Faced with calls to fix the state’s system, and lessen the risk to taxpayers by keeping insurers in the state, the legislature passed a bill last spring that Democrats condemned as a “giveaway” to insurance companies and Republicans acknowledged was an imperfect solution. More private insurers have failed since then.
“Rather than address insurance, the priority of the legislature was to engage in all sorts of culture war issues — because apparently being mean to trans kids was more important,” Lehmann said.
Republican Gov. Ron DeSantis rejected criticism this week of the state's insurance efforts, including the new legislation. "We put $2 billion into a fund to provide a backstop and kept a lot of them from going out of business, and this is a problem we are going to continue to tackle,” he said during a Monday news conference.
Citizens spokesperson Michael Peltier said in an email that the insurer is “self-sustaining financially” and “in strong financial position.” But “if we do exhaust our ability to pay claims,” he said, Citizens is “required to levy assessments” first on policyholders and then other Florida insurance customers, such as for auto and homeowner insurance.
A disaster, however, could spiral across Florida’s economy, said Baughman, who had oversight over Citizens when she worked under former state Chief Financial Officer Alex Sink — a Democrat — in the early 2000s. Then, she said, the state would pick up the tab for disaster damages. Other insurers could flee. With no personal income tax, Florida would have to rely on income such as sales tax revenue to pay for recovery. Disasters would depress those dollars.
Meanwhile, any flood damage from Ian would further burden the nation’s flood insurance program, which is already struggling under massive debt it cannot repay.
Some climate scientists are seeing signals that the effects of climate change could worsen Ian’s destructive potential.

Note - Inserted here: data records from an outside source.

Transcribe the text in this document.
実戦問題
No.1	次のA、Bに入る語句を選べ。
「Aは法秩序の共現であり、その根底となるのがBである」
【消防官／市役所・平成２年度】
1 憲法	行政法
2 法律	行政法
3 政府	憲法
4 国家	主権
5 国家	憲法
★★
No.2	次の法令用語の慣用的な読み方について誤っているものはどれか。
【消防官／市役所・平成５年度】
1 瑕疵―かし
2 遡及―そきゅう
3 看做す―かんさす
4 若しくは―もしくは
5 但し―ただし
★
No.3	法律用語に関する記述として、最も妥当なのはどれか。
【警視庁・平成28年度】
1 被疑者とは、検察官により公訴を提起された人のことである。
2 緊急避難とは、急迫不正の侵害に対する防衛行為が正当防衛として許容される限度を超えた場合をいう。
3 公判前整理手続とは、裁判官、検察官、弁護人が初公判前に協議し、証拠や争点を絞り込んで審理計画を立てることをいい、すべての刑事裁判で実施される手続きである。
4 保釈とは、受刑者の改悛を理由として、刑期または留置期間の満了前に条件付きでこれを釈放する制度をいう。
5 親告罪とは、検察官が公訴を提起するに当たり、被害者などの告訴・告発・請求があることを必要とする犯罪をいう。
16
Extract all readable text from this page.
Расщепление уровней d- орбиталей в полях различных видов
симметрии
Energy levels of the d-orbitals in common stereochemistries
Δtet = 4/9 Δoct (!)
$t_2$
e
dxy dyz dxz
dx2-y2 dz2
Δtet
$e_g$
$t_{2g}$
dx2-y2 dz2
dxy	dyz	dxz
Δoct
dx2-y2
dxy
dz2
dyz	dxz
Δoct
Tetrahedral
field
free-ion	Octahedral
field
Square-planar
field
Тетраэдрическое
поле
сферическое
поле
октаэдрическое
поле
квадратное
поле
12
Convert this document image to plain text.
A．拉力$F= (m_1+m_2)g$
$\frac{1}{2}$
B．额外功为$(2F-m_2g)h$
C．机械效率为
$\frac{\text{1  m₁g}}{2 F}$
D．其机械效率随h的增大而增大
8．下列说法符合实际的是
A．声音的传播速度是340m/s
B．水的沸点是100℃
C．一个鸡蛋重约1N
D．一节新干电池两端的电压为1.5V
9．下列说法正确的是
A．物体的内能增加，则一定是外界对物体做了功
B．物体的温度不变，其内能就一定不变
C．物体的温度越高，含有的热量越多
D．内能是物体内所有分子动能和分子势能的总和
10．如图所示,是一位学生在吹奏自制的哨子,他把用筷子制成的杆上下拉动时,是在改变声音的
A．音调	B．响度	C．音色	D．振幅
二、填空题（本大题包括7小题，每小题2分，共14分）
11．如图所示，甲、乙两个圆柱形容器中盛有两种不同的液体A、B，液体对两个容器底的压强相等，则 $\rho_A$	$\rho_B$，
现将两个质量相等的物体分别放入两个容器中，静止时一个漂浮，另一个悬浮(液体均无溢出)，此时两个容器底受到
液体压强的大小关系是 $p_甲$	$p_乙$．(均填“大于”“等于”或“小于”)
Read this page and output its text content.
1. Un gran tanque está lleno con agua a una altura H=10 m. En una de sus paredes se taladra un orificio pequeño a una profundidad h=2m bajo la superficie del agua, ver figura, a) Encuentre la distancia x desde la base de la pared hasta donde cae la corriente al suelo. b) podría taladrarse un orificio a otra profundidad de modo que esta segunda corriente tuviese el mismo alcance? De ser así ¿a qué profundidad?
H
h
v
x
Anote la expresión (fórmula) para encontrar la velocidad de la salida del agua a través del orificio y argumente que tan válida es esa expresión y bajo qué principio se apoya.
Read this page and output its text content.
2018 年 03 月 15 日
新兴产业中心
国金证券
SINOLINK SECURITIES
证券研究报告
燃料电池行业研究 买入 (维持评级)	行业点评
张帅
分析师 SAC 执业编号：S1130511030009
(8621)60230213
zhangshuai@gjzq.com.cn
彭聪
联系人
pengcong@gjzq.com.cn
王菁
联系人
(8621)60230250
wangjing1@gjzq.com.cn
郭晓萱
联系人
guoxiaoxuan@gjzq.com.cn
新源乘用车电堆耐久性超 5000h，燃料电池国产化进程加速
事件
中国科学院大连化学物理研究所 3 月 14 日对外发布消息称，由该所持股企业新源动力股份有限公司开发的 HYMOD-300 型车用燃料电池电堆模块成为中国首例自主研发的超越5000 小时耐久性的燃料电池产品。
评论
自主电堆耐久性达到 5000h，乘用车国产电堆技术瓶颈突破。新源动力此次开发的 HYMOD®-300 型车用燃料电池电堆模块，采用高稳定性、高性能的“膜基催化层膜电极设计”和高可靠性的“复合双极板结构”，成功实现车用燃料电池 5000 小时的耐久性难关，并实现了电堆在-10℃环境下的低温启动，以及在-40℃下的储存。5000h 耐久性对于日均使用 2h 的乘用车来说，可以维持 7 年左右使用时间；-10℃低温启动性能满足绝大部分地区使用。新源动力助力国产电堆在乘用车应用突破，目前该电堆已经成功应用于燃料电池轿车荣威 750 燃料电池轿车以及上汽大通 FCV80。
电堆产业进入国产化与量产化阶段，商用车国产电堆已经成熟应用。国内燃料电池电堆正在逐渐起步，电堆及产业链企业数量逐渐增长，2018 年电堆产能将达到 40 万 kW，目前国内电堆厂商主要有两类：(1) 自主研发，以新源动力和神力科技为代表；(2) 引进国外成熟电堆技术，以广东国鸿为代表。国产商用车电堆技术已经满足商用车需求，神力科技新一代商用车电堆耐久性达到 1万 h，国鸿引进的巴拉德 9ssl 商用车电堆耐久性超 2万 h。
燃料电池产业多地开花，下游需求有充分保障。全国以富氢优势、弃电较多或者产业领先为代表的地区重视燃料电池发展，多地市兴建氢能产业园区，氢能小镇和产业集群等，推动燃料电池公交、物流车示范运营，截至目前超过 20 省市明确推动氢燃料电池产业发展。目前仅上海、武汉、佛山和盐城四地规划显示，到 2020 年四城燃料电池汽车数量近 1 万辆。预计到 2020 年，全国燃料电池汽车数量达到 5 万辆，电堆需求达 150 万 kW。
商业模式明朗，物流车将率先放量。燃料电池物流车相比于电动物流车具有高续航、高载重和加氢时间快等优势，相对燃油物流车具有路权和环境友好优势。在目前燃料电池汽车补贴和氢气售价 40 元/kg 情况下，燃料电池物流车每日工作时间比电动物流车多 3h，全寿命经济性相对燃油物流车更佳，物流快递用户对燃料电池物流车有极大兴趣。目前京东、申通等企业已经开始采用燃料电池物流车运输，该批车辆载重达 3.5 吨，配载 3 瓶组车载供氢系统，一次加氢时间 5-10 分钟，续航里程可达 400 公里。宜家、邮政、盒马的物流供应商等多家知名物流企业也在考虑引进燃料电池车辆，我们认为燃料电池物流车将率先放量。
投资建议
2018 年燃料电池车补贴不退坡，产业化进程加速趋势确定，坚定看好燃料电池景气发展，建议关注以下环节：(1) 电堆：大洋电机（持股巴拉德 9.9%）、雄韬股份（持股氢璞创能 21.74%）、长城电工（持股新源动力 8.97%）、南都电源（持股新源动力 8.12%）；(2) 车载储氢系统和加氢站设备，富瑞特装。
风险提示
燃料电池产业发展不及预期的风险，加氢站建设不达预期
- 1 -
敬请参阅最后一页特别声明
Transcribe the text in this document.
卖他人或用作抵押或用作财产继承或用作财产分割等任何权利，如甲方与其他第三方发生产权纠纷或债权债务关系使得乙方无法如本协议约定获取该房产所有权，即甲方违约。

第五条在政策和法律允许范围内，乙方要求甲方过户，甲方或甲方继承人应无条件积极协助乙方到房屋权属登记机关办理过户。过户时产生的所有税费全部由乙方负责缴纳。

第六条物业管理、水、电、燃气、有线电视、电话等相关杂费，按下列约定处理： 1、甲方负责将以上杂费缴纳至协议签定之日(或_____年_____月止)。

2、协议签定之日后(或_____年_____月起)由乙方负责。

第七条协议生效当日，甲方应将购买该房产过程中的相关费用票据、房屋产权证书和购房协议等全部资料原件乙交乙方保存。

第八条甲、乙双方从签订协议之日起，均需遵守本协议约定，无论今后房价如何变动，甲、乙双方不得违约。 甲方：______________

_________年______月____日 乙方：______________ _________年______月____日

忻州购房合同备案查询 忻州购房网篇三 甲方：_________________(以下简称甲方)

Michael Wehner, a senior scientist at Lawrence Berkeley National Laboratory, said in an email that the effect of climate change on Ian means it “will certainly rain more,” possibly boosting rainfall by 10 to 15 percent compared with a world without human-driven climate change. Water temperatures are also warmer than average, which could fuel a stronger storm. Climate change has also raised sea levels by a foot in the last century, escalating storm surge, said Gary Mitchum, associate dean at the University of South Florida College of Marine Science.
“The warmer water means that you can have more evaporation and the evaporation is what fuels the hurricane,” Mitchum said. “Warmer water should make a stronger hurricane.”
Florida isn’t the only state where natural disasters linked to a warming climate have begun to expose “cracks in the system,” said Alice Hill, who worked on climate resilience in former President Barack Obama’s White House. She pointed to California, which insurers are threatening to leave to avoid covering wildfire damages.
California’s insurance regulator forced the companies to provide coverage for another year, but insurance policies are already getting expensive. Rising insurance costs could lead to more homeowners going “bare” — dropping coverage altogether — which would expose them and the state to enormous losses in another disaster, Hill said.
It’s a cycle that’s bound to repeat as climate change flares up in all pockets of the country.
“Humans may be calculating their risk based on what they've seen in the past, not understanding that, by definition, climate change brings even bigger events,” said Hill, who is now a senior fellow at the Council on Foreign Relations. “We've seen people moving into the areas in the last 10 years that are at greater risk from hurricanes. They like to live near the coast. So it's an interesting phenomenon. We could do better on many fronts.”